What is our religion? Is it the religion of the Scribes and Pharisees or the religion of Jesus?  I think that for many of us our experience of religion is a mixture of both. This mixture of both can be a cause of the struggle that is going on inside each one of us. We desire the relationship religion of Jesus but something within pulls us into the requirements religion of the Scribes and Pharisees. Whatever this something is, it needs to be named, faced and dealt with. Because Jesus is clear that the two religions cannot exist together.  To try to integrate both does not work.

He says, “No one sews a piece of unshrunken cloth on an old cloak; if he does, the patch pulls away from it, the new from the old, and the tear gets worse.  And nobody puts new wine into old wineskins; if he does the wine will burst the skins and the wine is lost and the skins too.  No!
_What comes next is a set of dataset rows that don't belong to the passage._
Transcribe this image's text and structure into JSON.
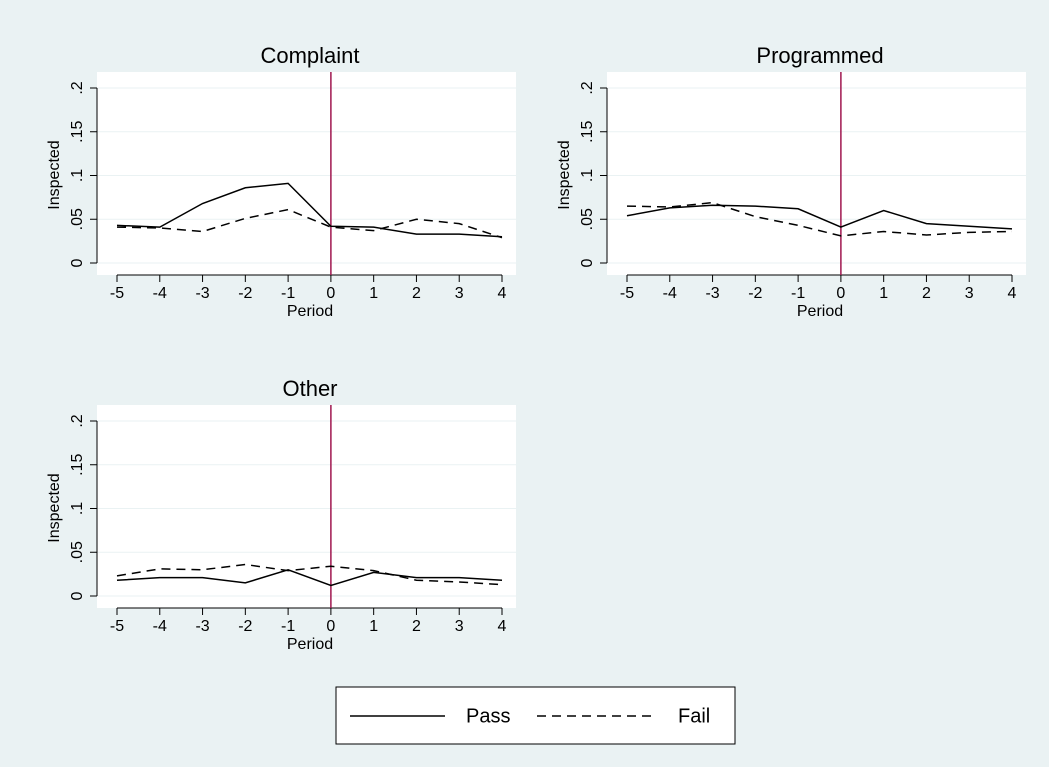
{
  "chart_data": [
    {
      "type": "line",
      "title": "Complaint",
      "x_label": "Period",
      "y_label": "Inspected",
      "x": [
        -5,
        -4,
        -3,
        -2,
        -1,
        0,
        1,
        2,
        3,
        4
      ],
      "series": [
        {
          "name": "Pass",
          "color": "#000000",
          "dash": "solid",
          "values": [
            0.043,
            0.041,
            0.068,
            0.086,
            0.091,
            0.042,
            0.041,
            0.033,
            0.033,
            0.03
          ]
        },
        {
          "name": "Fail",
          "color": "#000000",
          "dash": "dashed",
          "values": [
            0.041,
            0.04,
            0.036,
            0.051,
            0.061,
            0.041,
            0.037,
            0.05,
            0.045,
            0.029
          ]
        }
      ],
      "xlim": [
        -5,
        4
      ],
      "ylim": [
        0,
        0.2
      ],
      "xticks": [
        -5,
        -4,
        -3,
        -2,
        -1,
        0,
        1,
        2,
        3,
        4
      ],
      "yticks": [
        0,
        {
          "value": 0.05,
          "label": ".05"
        },
        {
          "value": 0.1,
          "label": ".1"
        },
        {
          "value": 0.15,
          "label": ".15"
        },
        {
          "value": 0.2,
          "label": ".2"
        }
      ],
      "vline": 0,
      "vline_color": "#a0174f",
      "grid": true
    },
    {
      "type": "line",
      "title": "Programmed",
      "x_label": "Period",
      "y_label": "Inspected",
      "x": [
        -5,
        -4,
        -3,
        -2,
        -1,
        0,
        1,
        2,
        3,
        4
      ],
      "series": [
        {
          "name": "Pass",
          "color": "#000000",
          "dash": "solid",
          "values": [
            0.054,
            0.063,
            0.066,
            0.065,
            0.062,
            0.041,
            0.06,
            0.045,
            0.042,
            0.039
          ]
        },
        {
          "name": "Fail",
          "color": "#000000",
          "dash": "dashed",
          "values": [
            0.065,
            0.064,
            0.069,
            0.053,
            0.043,
            0.031,
            0.036,
            0.032,
            0.035,
            0.036
          ]
        }
      ],
      "xlim": [
        -5,
        4
      ],
      "ylim": [
        0,
        0.2
      ],
      "xticks": [
        -5,
        -4,
        -3,
        -2,
        -1,
        0,
        1,
        2,
        3,
        4
      ],
      "yticks": [
        0,
        {
          "value": 0.05,
          "label": ".05"
        },
        {
          "value": 0.1,
          "label": ".1"
        },
        {
          "value": 0.15,
          "label": ".15"
        },
        {
          "value": 0.2,
          "label": ".2"
        }
      ],
      "vline": 0,
      "vline_color": "#a0174f",
      "grid": true
    },
    {
      "type": "line",
      "title": "Other",
      "x_label": "Period",
      "y_label": "Inspected",
      "x": [
        -5,
        -4,
        -3,
        -2,
        -1,
        0,
        1,
        2,
        3,
        4
      ],
      "series": [
        {
          "name": "Pass",
          "color": "#000000",
          "dash": "solid",
          "values": [
            0.018,
            0.021,
            0.021,
            0.015,
            0.03,
            0.012,
            0.027,
            0.021,
            0.021,
            0.018
          ]
        },
        {
          "name": "Fail",
          "color": "#000000",
          "dash": "dashed",
          "values": [
            0.023,
            0.031,
            0.03,
            0.036,
            0.029,
            0.034,
            0.029,
            0.018,
            0.016,
            0.013
          ]
        }
      ],
      "xlim": [
        -5,
        4
      ],
      "ylim": [
        0,
        0.2
      ],
      "xticks": [
        -5,
        -4,
        -3,
        -2,
        -1,
        0,
        1,
        2,
        3,
        4
      ],
      "yticks": [
        0,
        {
          "value": 0.05,
          "label": ".05"
        },
        {
          "value": 0.1,
          "label": ".1"
        },
        {
          "value": 0.15,
          "label": ".15"
        },
        {
          "value": 0.2,
          "label": ".2"
        }
      ],
      "vline": 0,
      "vline_color": "#a0174f",
      "grid": true
    }
  ]
}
New wine, fresh skins!” (Mark 2:21-22).

The Power of Acceptance

In the Gospel of Luke we find two very different responses to a woman in need (see Luke 7:36-50).  We are told that the woman had a bad reputation in the local town.  This probably meant that she was a prostitute.  It is obvious from the gospel story that the woman is hurting inside, unhappy with her lifestyle, longing for love and forgiveness.

The Pharisees who prided themselves in observing the Law and in being faithful to religious practice saw this woman as a public sinner.  For them she was a source of contamination and defilement, someone to avoid and keep at a distance. In the eyes of the Pharisees this woman was an outcast, unforgivable and unredeemable.

In contrast, Jesus had a very different attitude to the woman.  He did not see her as an evil person.  For Jesus she was a child of God, a person who had sought love in the wrong places, who longed for forgiveness and an opportunity to make a fresh start.   Jesus felt the pain in the woman’s heart.   He allowed her to touch him.  He accepted her expressions of tenderness.  He forgave her.

The Pharisees rejected the woman; Jesus accepted her.  The Pharisees condemned the woman; Jesus showed her compassion.  It is obvious which response made the difference.  Through her encounter with Jesus the woman got her heart back and her life too.  She found peace and she found hope.

So what can we expect from Jesus?  The very same things the woman received.  We too can expect acceptance.  We too can expect mercy and forgiveness.  We too can expect to be treated with tenderness and affection.  The same Jesus who responded to the need of the woman is present in our lives today.  Jesus does not change.  We may change, but he doesn’t.  His love remains strong and constant.

As we journey through life we meet with difficulties and disappointments.  Often we wander off track and fail and fall.  Sometimes we feel that nobody really cares, other times we experience a judgemental attitude similar to that of the Pharisees.  Whatever our experience, it is important to keep coming back to Jesus.  He never gives up on us. He is a friend, faithful to the end.